HiSea Project featured at EGU 2019 General Assembly in Vienna

The EU-funded HiSea Project was selected to participate at the 2019 General Assembly of the European Geosciences Union (EGU), held April 7-12 2019 in Vienna.

HiSea was presented in the Copernicus Marine Environment Monitoring Service (CMEMS) poster session, within the ‘Global ocean processes and oceanographic techniques’ programme. HiSea representatives Ghada El Serafy, Lőrinc Mészáros and Anna Spinosa, all of Deltares, presented the HiSea poster prepared for the event, and discussed the project with other participants.

“HiSea made important connections with representatives of various Copernicus service providers and Data and Information Access Services (DIAS) providers,” said HiSea representative Lőrinc Mészáros. “This will shape the technological development of HiSea and its cloud infrastructure,” he added.

The CMEMS session covered research activities aimed at keeping CMEMS systems up to date with the latest technological developments and enabling their long-term evolution (such as physical and biogeochemical modeling; coupling with coastal systems; atmosphere & waves; data assimilation for both physics and biogeochemistry). 

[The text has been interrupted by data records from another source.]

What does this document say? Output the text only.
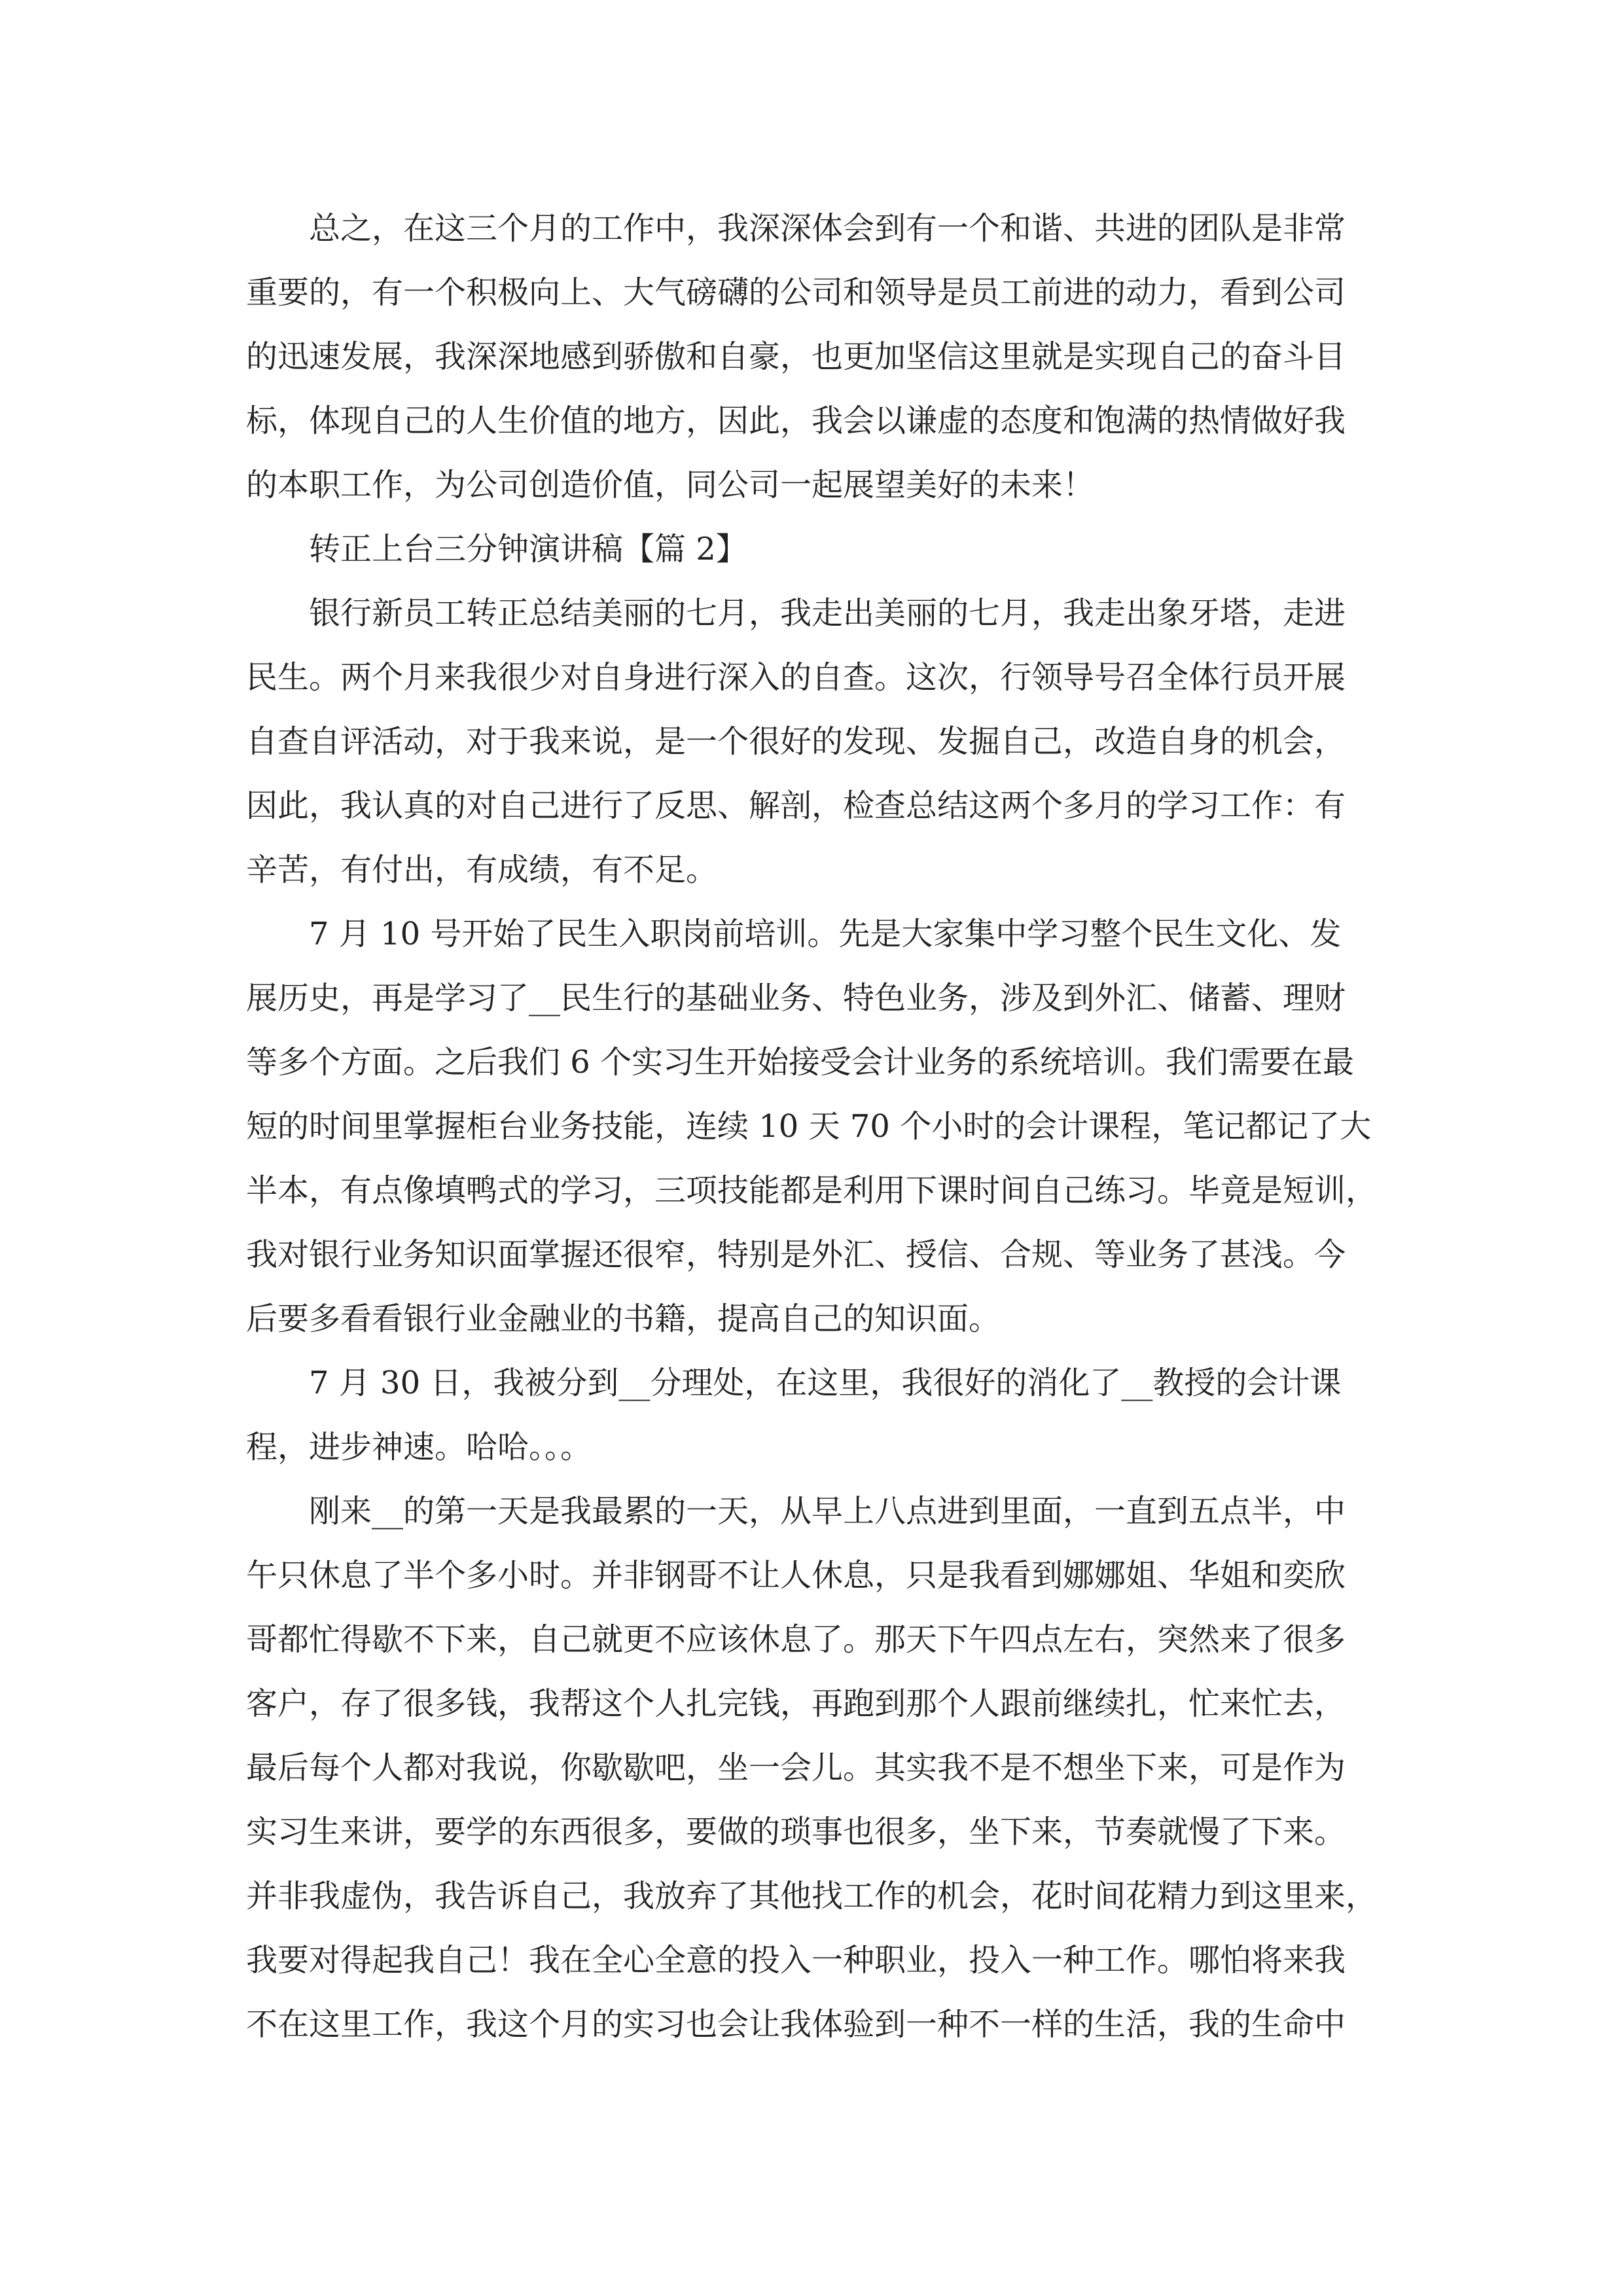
总之，在这三个月的工作中，我深深体会到有一个和谐、共进的团队是非常
重要的，有一个积极向上、大气磅礴的公司和领导是员工前进的动力，看到公司
的迅速发展，我深深地感到骄傲和自豪，也更加坚信这里就是实现自己的奋斗目
标，体现自己的人生价值的地方，因此，我会以谦虚的态度和饱满的热情做好我
的本职工作，为公司创造价值，同公司一起展望美好的未来！

转正上台三分钟演讲稿【篇 2】

银行新员工转正总结美丽的七月，我走出美丽的七月，我走出象牙塔，走进
民生。两个月来我很少对自身进行深入的自查。这次，行领导号召全体行员开展
自查自评活动，对于我来说，是一个很好的发现、发掘自己，改造自身的机会，
因此，我认真的对自己进行了反思、解剖，检查总结这两个多月的学习工作：有
辛苦，有付出，有成绩，有不足。

7 月 10 号开始了民生入职岗前培训。先是大家集中学习整个民生文化、发
展历史，再是学习了__民生行的基础业务、特色业务，涉及到外汇、储蓄、理财
等多个方面。之后我们 6 个实习生开始接受会计业务的系统培训。我们需要在最
短的时间里掌握柜台业务技能，连续 10 天 70 个小时的会计课程，笔记都记了大
半本，有点像填鸭式的学习，三项技能都是利用下课时间自己练习。毕竟是短训，
我对银行业务知识面掌握还很窄，特别是外汇、授信、合规、等业务了甚浅。今
后要多看看银行业金融业的书籍，提高自己的知识面。

7 月 30 日，我被分到__分理处，在这里，我很好的消化了__教授的会计课
程，进步神速。哈哈。。。

刚来__的第一天是我最累的一天，从早上八点进到里面，一直到五点半，中
午只休息了半个多小时。并非钢哥不让人休息，只是我看到娜娜姐、华姐和奕欣
哥都忙得歇不下来，自己就更不应该休息了。那天下午四点左右，突然来了很多
客户，存了很多钱，我帮这个人扎完钱，再跑到那个人跟前继续扎，忙来忙去，
最后每个人都对我说，你歇歇吧，坐一会儿。其实我不是不想坐下来，可是作为
实习生来讲，要学的东西很多，要做的琐事也很多，坐下来，节奏就慢了下来。
并非我虚伪，我告诉自己，我放弃了其他找工作的机会，花时间花精力到这里来，
我要对得起我自己！我在全心全意的投入一种职业，投入一种工作。哪怕将来我
不在这里工作，我这个月的实习也会让我体验到一种不一样的生活，我的生命中
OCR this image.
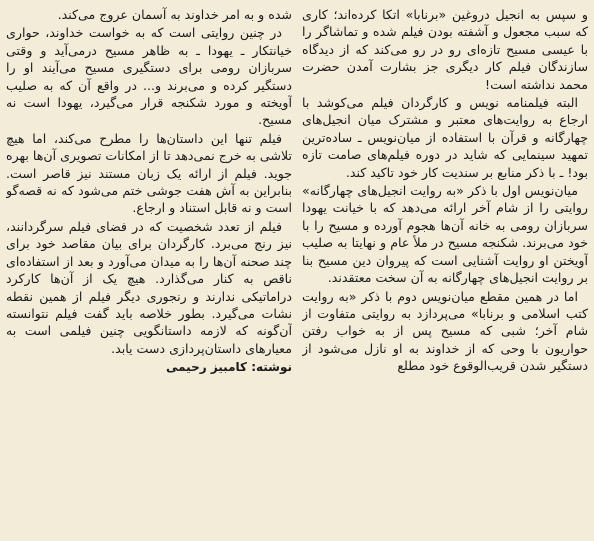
و سپس به انجیل دروغین «برنابا» اتکا کرده‌اند؛ کاری که سبب مجعول و آشفته بودن فیلم شده و تماشاگر را با عیسی مسیح تازه‌ای رو در رو می‌کند که از دیدگاه سازندگان فیلم کار دیگری جز بشارت آمدن حضرت محمد نداشته است!

البته فیلمنامه نویس و کارگردان فیلم می‌کوشد با ارجاع به روایت‌های معتبر و مشترک میان انجیل‌های چهارگانه و قرآن با استفاده از میان‌نویس ـ ساده‌ترین تمهید سینمایی که شاید در دوره فیلم‌های صامت تازه بود! ـ با ذکر منابع بر سندیت کار خود تاکید کند.

میان‌نویس اول با ذکر «به روایت انجیل‌های چهارگانه» روایتی را از شام آخر ارائه می‌دهد که با خیانت یهودا سربازان رومی به خانه آن‌ها هجوم آورده و مسیح را با خود می‌برند. شکنجه مسیح در ملأ عام و نهایتا به صلیب آویختن او روایت آشنایی است که پیروان دین مسیح بنا بر روایت انجیل‌های چهارگانه به آن سخت معتقدند.

اما در همین مقطع میان‌نویس دوم با ذکر «به روایت کتب اسلامی و برنابا» می‌پردازد به روایتی متفاوت از شام آخر؛ شبی که مسیح پس از به خواب رفتن حواریون با وحی که از خداوند به او نازل می‌شود از دستگیر شدن قریب‌الوقوع خود مطلع

شده و به امر خداوند به آسمان عروج می‌کند.

در چنین روایتی است که به خواست خداوند، حواری خیانتکار ـ یهودا ـ به ظاهر مسیح درمی‌آید و وقتی سربازان رومی برای دستگیری مسیح می‌آیند او را دستگیر کرده و می‌برند و... در واقع آن که به صلیب آویخته و مورد شکنجه قرار می‌گیرد، یهودا است نه مسیح.

فیلم تنها این داستان‌ها را مطرح می‌کند، اما هیچ تلاشی به خرج نمی‌دهد تا از امکانات تصویری آن‌ها بهره جوید. فیلم از ارائه یک زبان مستند نیز قاصر است. بنابراین به آش هفت جوشی ختم می‌شود که نه قصه‌گو است و نه قابل استناد و ارجاع.

فیلم از تعدد شخصیت که در فضای فیلم سرگردانند، نیز رنج می‌برد. کارگردان برای بیان مقاصد خود برای چند صحنه آن‌ها را به میدان می‌آورد و بعد از استفاده‌ای ناقص به کنار می‌گذارد. هیچ یک از آن‌ها کارکرد دراماتیکی ندارند و رنجوری دیگر فیلم از همین نقطه نشات می‌گیرد. بطور خلاصه باید گفت فیلم نتوانسته آن‌گونه که لازمه داستانگویی چنین فیلمی است به معیارهای داستان‌پردازی دست یابد.

نوشته: کامبیز رحیمی
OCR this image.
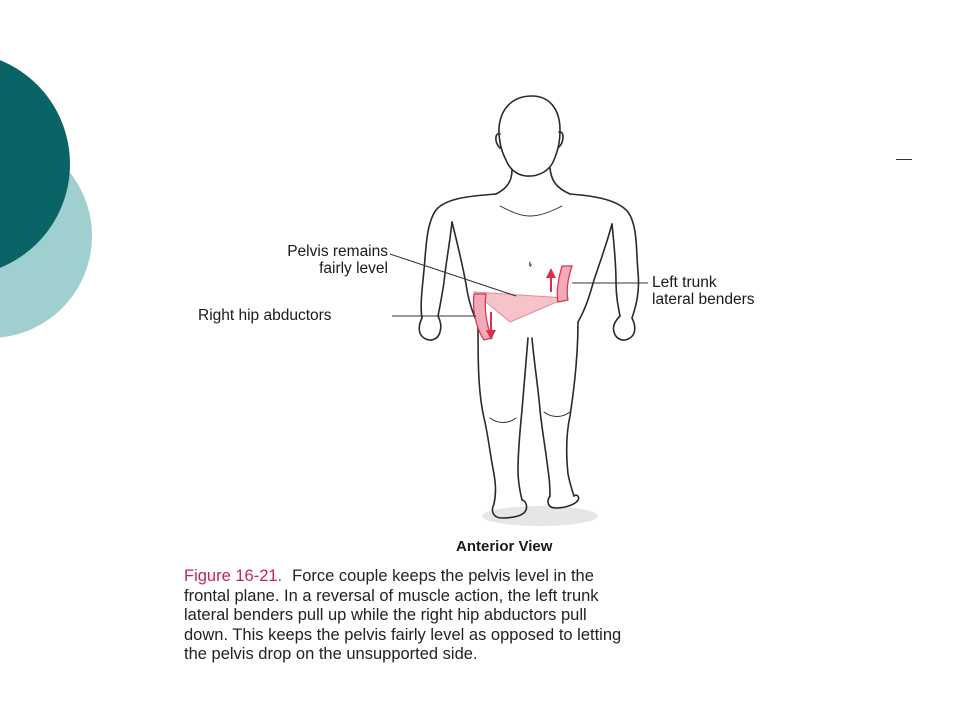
Pelvis remains
fairly level
Right hip abductors
Left trunk
lateral benders
Anterior View
Figure 16-21. Force couple keeps the pelvis level in the
frontal plane. In a reversal of muscle action, the left trunk
lateral benders pull up while the right hip abductors pull
down. This keeps the pelvis fairly level as opposed to letting
the pelvis drop on the unsupported side.
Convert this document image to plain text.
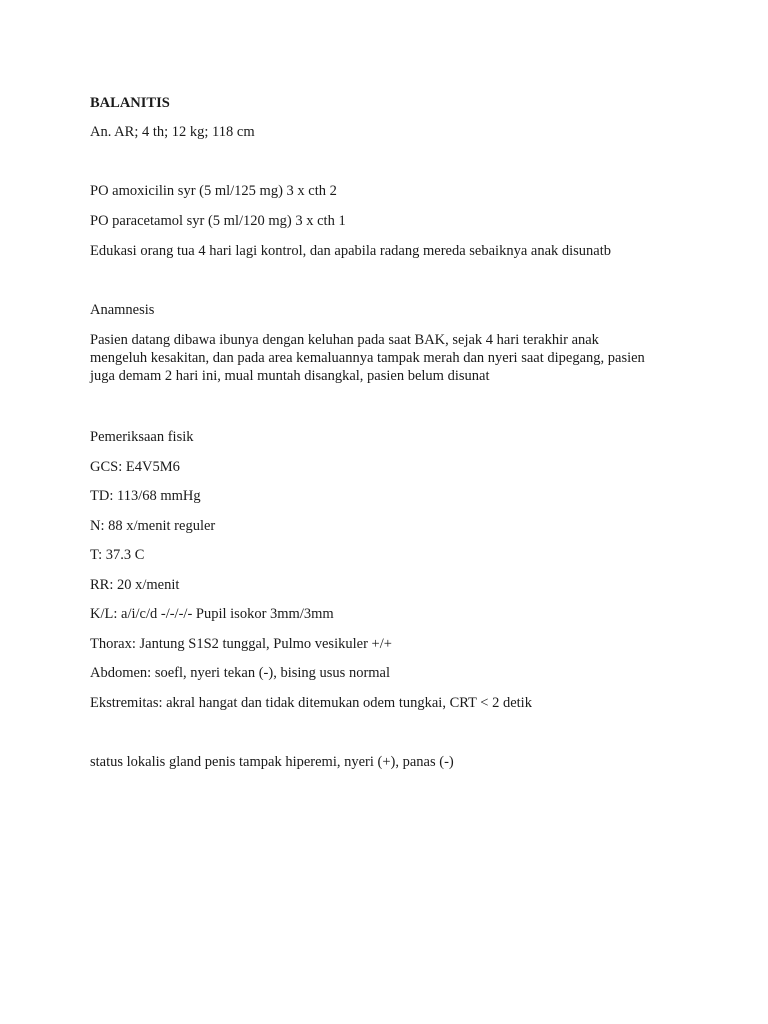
BALANITIS
An. AR; 4 th; 12 kg; 118 cm
PO amoxicilin syr (5 ml/125 mg) 3 x cth 2
PO paracetamol syr (5 ml/120 mg) 3 x cth 1
Edukasi orang tua 4 hari lagi kontrol, dan apabila radang mereda sebaiknya anak disunatb
Anamnesis
Pasien datang dibawa ibunya dengan keluhan pada saat BAK, sejak 4 hari terakhir anak
mengeluh kesakitan, dan pada area kemaluannya tampak merah dan nyeri saat dipegang, pasien
juga demam 2 hari ini, mual muntah disangkal, pasien belum disunat
Pemeriksaan fisik
GCS: E4V5M6
TD: 113/68 mmHg
N: 88 x/menit reguler
T: 37.3 C
RR: 20 x/menit
K/L: a/i/c/d -/-/-/- Pupil isokor 3mm/3mm
Thorax: Jantung S1S2 tunggal, Pulmo vesikuler +/+
Abdomen: soefl, nyeri tekan (-), bising usus normal
Ekstremitas: akral hangat dan tidak ditemukan odem tungkai, CRT < 2 detik
status lokalis gland penis tampak hiperemi, nyeri (+), panas (-)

CMEMS provides regular and systematic reference information on the physical state, variability and dynamics of the ocean and marine ecosystems for the global ocean and the European regional seas, focusing end-users’ needs in four areas:

  • Maritime safety
  • Marine resources
  • Coastal and marine environment
  • Weather, seasonal forecast and climate

HiSea services will integrate Copernicus Services Products, including CMEMS products, local monitoring data and advanced numerical modelling. The services offered as HiSea’s end product are based on the harmonization of different types of data, and the added value is in their fusion and merging, including estimates of the uncertainties and including data provided by the users themselves through a crowd service concept.

This allows improving operation, planning and management of different marine activities in ports and aquaculture sectors. Such information services include among others early warning services, real-time crisis management, key performance indicators, information for planning operations, and a knowledge database.